Using the immunized rabbits and immortalized human B cells, we demonstrated that it was possible to complete the process from isolation of B cells to mAb evaluation by manual operation in just two normal working days. The obtained mAb clones were produced as Zipbody proteins with an SKIK tag in CFPS and had binding activity to relevant antigens (Figure 2 and Figure 5). All of the clones had binding activities to the target antigens. While pathogenic bacteria and protein were used as the antigen in this work, a rapid mAb screening by Ecobody technology will be available for challenging antigens like small chemicals and membrane proteins because B cells expressing mAbs against such antigens can be isolated by the same strategy with magnetic beads or FACS. In addition, as all the processes are carried out in tubes with only simple pipetting operations, Ecobody technology would be automated. This is a distinct advantage over other single B cell methods using animal cells, in which transfection and culturing of cells are necessary. We believe a rapid mAb screening would have great benefit for accelerating the mAb industry. In this study, most of the processes were performed with manual operations, and single B cell selection using microscopy was laborious, but the system could become more efficient by replacing manual operations to machine mediated processes.

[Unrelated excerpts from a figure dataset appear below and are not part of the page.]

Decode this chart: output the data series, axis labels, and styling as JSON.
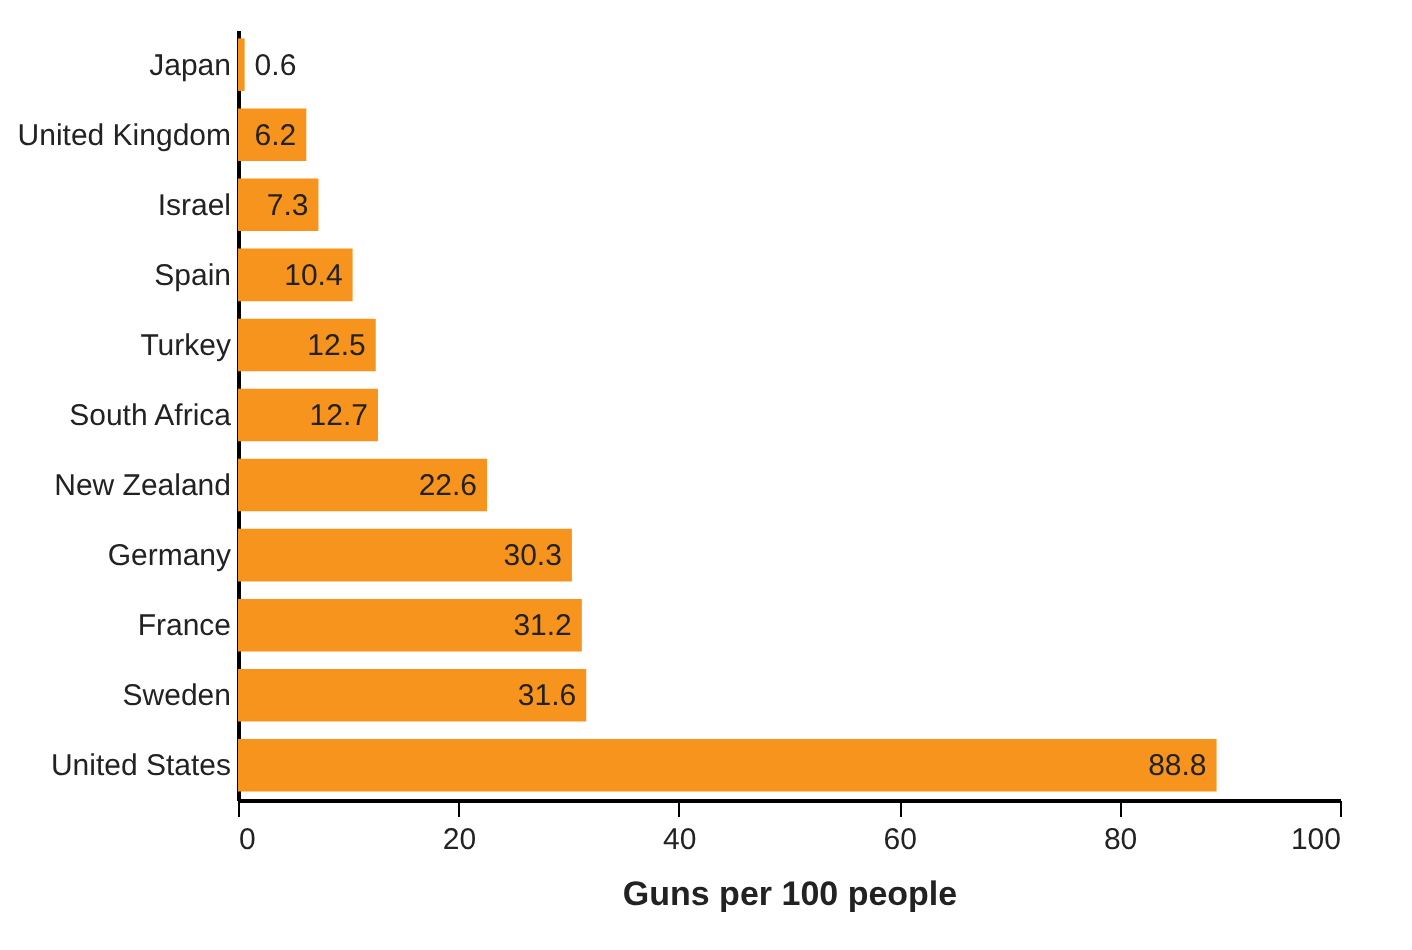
{
  "chart_data": {
    "type": "bar",
    "orientation": "horizontal",
    "xlabel": "Guns per 100 people",
    "categories": [
      "Japan",
      "United Kingdom",
      "Israel",
      "Spain",
      "Turkey",
      "South Africa",
      "New Zealand",
      "Germany",
      "France",
      "Sweden",
      "United States"
    ],
    "values": [
      0.6,
      6.2,
      7.3,
      10.4,
      12.5,
      12.7,
      22.6,
      30.3,
      31.2,
      31.6,
      88.8
    ],
    "color": "#f7941d",
    "xlim": [
      0,
      100
    ],
    "xticks": [
      0,
      20,
      40,
      60,
      80,
      100
    ],
    "data_labels": true,
    "grid": false
  }
}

Two rabbit mAb clones (22 G for V. parahaemolyticus and 14 G for nontoxic VT2) and human mAb (No. 14 for influenza virus vaccine) with high ELISA signals were expressed in E. coli. Consistent with our previous study about the SKIK peptide tag [16], most of the target proteins were produced in insoluble fraction (data not shown). Therefore, we tried refolding the insoluble Zipbody by the method reported for scFv, and successfully recovered >80% of the insoluble proteins in a soluble form without optimization of the refolding process. His-tag purification of the refolded protein yielded about 8.5 mg of purified 22 G Zipbody from 1 L of LB medium (Table 1). The refolded and purified Zipbody had Hc-Lc association and the binding activity was sufficiently high (KD = 469 pM, data not shown) when compared with that of natural rabbit mAbs, which have KD values of a few hundred pM [17]. Interestingly two mutants in which particular Cys residues were removed also showed the ELISA signals after refolding (Figure 4), indicating Lc and Hc might be associated with LZ interaction. The molecular structure and stability of the refolded mAbs, and the versatility of this method to obtain other mAb clones must be investigated, but we expect that rapid screening of mAbs by Ecobody technology coupled with E. coli expression has the potential to provide low cost mAb reagents applicable for diagnostics or research uses.

In conclusion, we adopted two techniques, Zipbody and the N-terminal SKIK peptide tag, and succeeded in developing a mAb screening system, Ecobody technology, allowing rapid generation of mAbs derived from single B cells.

5. Conclusions

Ecobody technology will be beneficial for rapid rabbit and human mAb screening.